A felony conviction can trigger a wide range of federal, state and local restrictions and sanctions that may or may not have anything to do with the actual offense. Many people believe these collateral consequences are not only unnecessary but also harmful to those who have completed their prison sentence and want to re-enter society.
The North Carolina Sentencing and Policy Advisory Commission has studied how these indirect penalties have affected those in the state who have criminal convictions on their record.
Having a criminal record that anyone can view may be one of the most obstructing of consequences. One study showed that more than 60% of employers would prefer not to hire people with criminal records. However, there are a number of factors that affect hireability.
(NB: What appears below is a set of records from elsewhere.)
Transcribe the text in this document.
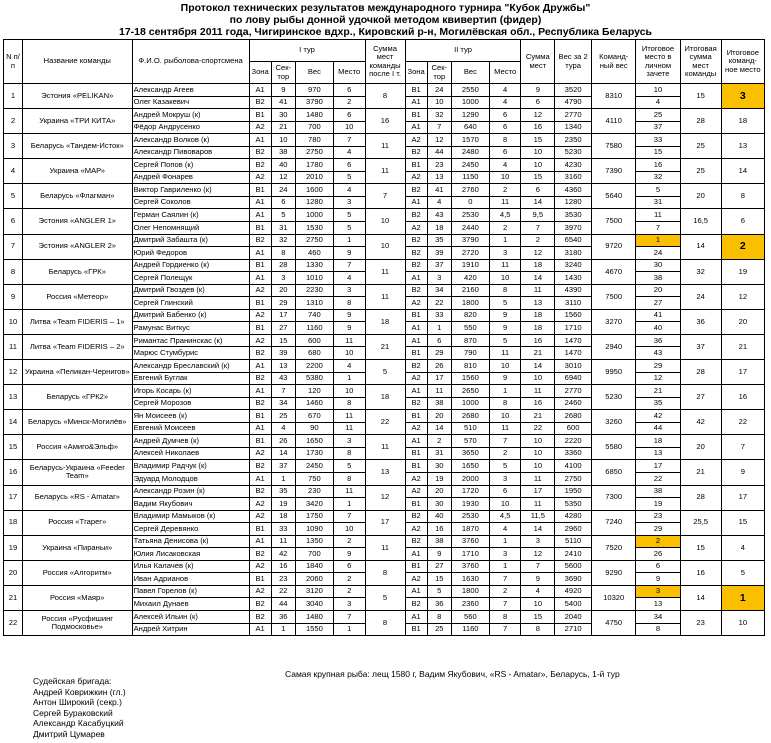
Протокол технических результатов международного турнира "Кубок Дружбы"
по лову рыбы донной удочкой методом квивертип (фидер)
17-18 сентября 2011 года, Чигиринское вдхр., Кировский р-н, Могилёвская обл., Республика Беларусь
N п/п	Название команды	Ф.И.О. рыболова-спортсмена	I тур				Сумма мест команды после I т.	II тур				Сумма мест	Вес за 2 тура	Команд-ный вес	Итоговое место в личном зачете	Итоговая сумма мест команды	Итоговое команд-ное место
			Зона	Сек-тор	Вес	Место		Зона	Сек-тор	Вес	Место						
1	Эстония «PELIKAN»	Александр Агеев	A1	9	970	6	8	B1	24	2550	4	9	3520	8310	10	15	3
		Олег Казакевич	B2	41	3790	2		A1	10	1000	4	6	4790		4		
2	Украина «ТРИ КИТА»	Андрей Мокруш (к)	B1	30	1480	6	16	B1	32	1290	6	12	2770	4110	25	28	18
		Фёдор Андрусенко	A2	21	700	10		A1	7	640	6	16	1340		37		
3	Беларусь «Тандем-Исток»	Александр Волков (к)	A1	10	780	7	11	A2	12	1570	8	15	2350	7580	33	25	13
		Александр Пивоваров	B2	38	2750	4		B2	44	2480	6	10	5230		15		
4	Украина «МАР»	Сергей Попов (к)	B2	40	1780	6	11	B1	23	2450	4	10	4230	7390	16	25	14
		Андрей Фонарев	A2	12	2010	5		A2	13	1150	10	15	3160		32		
5	Беларусь «Флагман»	Виктор Гавриленко (к)	B1	24	1600	4	7	B2	41	2760	2	6	4360	5640	5	20	8
		Сергей Соколов	A1	6	1280	3		A1	4	0	11	14	1280		31		
6	Эстония «ANGLER 1»	Герман Саялин (к)	A1	5	1000	5	10	B2	43	2530	4,5	9,5	3530	7500	11	16,5	6
		Олег Непомнящий	B1	31	1530	5		A2	18	2440	2	7	3970		7		
7	Эстония «ANGLER 2»	Дмитрий Забашта (к)	B2	32	2750	1	10	B2	35	3790	1	2	6540	9720	1	14	2
		Юрий Федоров	A1	8	460	9		B2	39	2720	3	12	3180		24		
8	Беларусь «ГРК»	Андрей Гордиенко (к)	B1	28	1330	7	11	B2	37	1910	11	18	3240	4670	30	32	19
		Сергей Полещук	A1	3	1010	4		A1	3	420	10	14	1430		38		
9	Россия «Метеор»	Дмитрий Гвоздев (к)	A2	20	2230	3	11	B2	34	2160	8	11	4390	7500	20	24	12
		Сергей Глинский	B1	29	1310	8		A2	22	1800	5	13	3110		27		
10	Литва «Team FIDERIS – 1»	Дмитрий Бабенко (к)	A2	17	740	9	18	B1	33	820	9	18	1560	3270	41	36	20
		Рамунас Виткус	B1	27	1160	9		A1	1	550	9	18	1710		40		
11	Литва «Team FIDERIS – 2»	Римантас Пранинскас (к)	A2	15	600	11	21	A1	6	870	5	16	1470	2940	36	37	21
		Марюс Стумбурис	B2	39	680	10		B1	29	790	11	21	1470		43		
12	Украина «Пеликан-Чернигов»	Александр Бреславский (к)	A1	13	2200	4	5	B2	26	810	10	14	3010	9950	29	28	17
		Евгений Буглак	B2	43	5380	1		A2	17	1560	9	10	6940		12		
13	Беларусь «ГРК2»	Игорь Косарь (к)	A1	7	120	10	18	A1	11	2650	1	11	2770	5230	21	27	16
		Сергей Морозов	B2	34	1460	8		B2	38	1000	8	16	2460		35		
14	Беларусь «Минск-Могилёв»	Ян Моисеев (к)	B1	25	670	11	22	B1	20	2680	10	21	2680	3260	42	42	22
		Евгений Моисеев	A1	4	90	11		A2	14	510	11	22	600		44		
15	Россия «Амиго&Эльф»	Андрей Думчев (к)	B1	26	1650	3	11	A1	2	570	7	10	2220	5580	18	20	7
		Алексей Николаев	A2	14	1730	8		B1	31	3650	2	10	3360		13		
16	Беларусь-Украина «Feeder Team»	Владимир Радчук (к)	B2	37	2450	5	13	B1	30	1650	5	10	4100	6850	17	21	9
		Эдуард Молодцов	A1	1	750	8		A2	19	2000	3	11	2750		22		
17	Беларусь «RS - Amatar»	Александр Розин (к)	B2	35	230	11	12	A2	20	1720	6	17	1950	7300	38	28	17
		Вадим Якубович	A2	19	3420	1		B1	30	1930	10	11	5350		19		
18	Россия «Тrарег»	Владимир Мамыков (к)	A2	18	1750	7	17	B2	40	2530	4,5	11,5	4280	7240	23	25,5	15
		Сергей Деревянко	B1	33	1090	10		A2	16	1870	4	14	2960		29		
19	Украина «Пираньи»	Татьяна Денисова (к)	A1	11	1350	2	11	B2	38	3760	1	3	5110	7520	2	15	4
		Юлия Лисаковская	B2	42	700	9		A1	9	1710	3	12	2410		26		
20	Россия «Алгоритм»	Илья Калачев (к)	A2	16	1840	6	8	B1	27	3760	1	7	5600	9290	6	16	5
		Иван Адрианов	B1	23	2060	2		A2	15	1630	7	9	3690		9		
21	Россия «Маяр»	Павел Горелов (к)	A2	22	3120	2	5	A1	5	1800	2	4	4920	10320	3	14	1
		Михаил Дунаев	B2	44	3040	3		B2	36	2360	7	10	5400		13		
22	Россия «Русфишинг Подмосковье»	Алексей Ильин (к)	B2	36	1480	7	8	A1	8	560	8	15	2040	4750	34	23	10
		Андрей Хитрин	A1	1	1550	1		B1	25	1160	7	8	2710		8		
Самая крупная рыба: лещ 1580 г, Вадим Якубович, «RS - Amatar», Беларусь, 1-й тур
Судейская бригада:
Андрей Коврижкин (гл.)
Антон Широкий (секр.)
Сергей Бураковский
Александр Касабуцкий
Дмитрий Цумарев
While people with no criminal record are more likely to get a callback, individual skills and experience improve anyone’s chances.
The offense also affects the rate of callback; people with theft or violent felony convictions may have the hardest time finding a job immediately after prison. Reports show that employers feel more comfortable considering a person who has been out of prison for at least a couple of years.
After spending months or years in prison, a person with a felony drug conviction may not have the resources to find affordable housing or even cover the cost of basic living expenses. However, federal assistance in the form of Section 8 housing and Temporary Assistance for Needy Families are not available to people with trafficking convictions.
These consequences hurt society as well as offenders, and efforts are ongoing to change the system. Until then, a plea deal or other defense may help someone facing trafficking charges to avoid some of the restrictions that follow a felony conviction.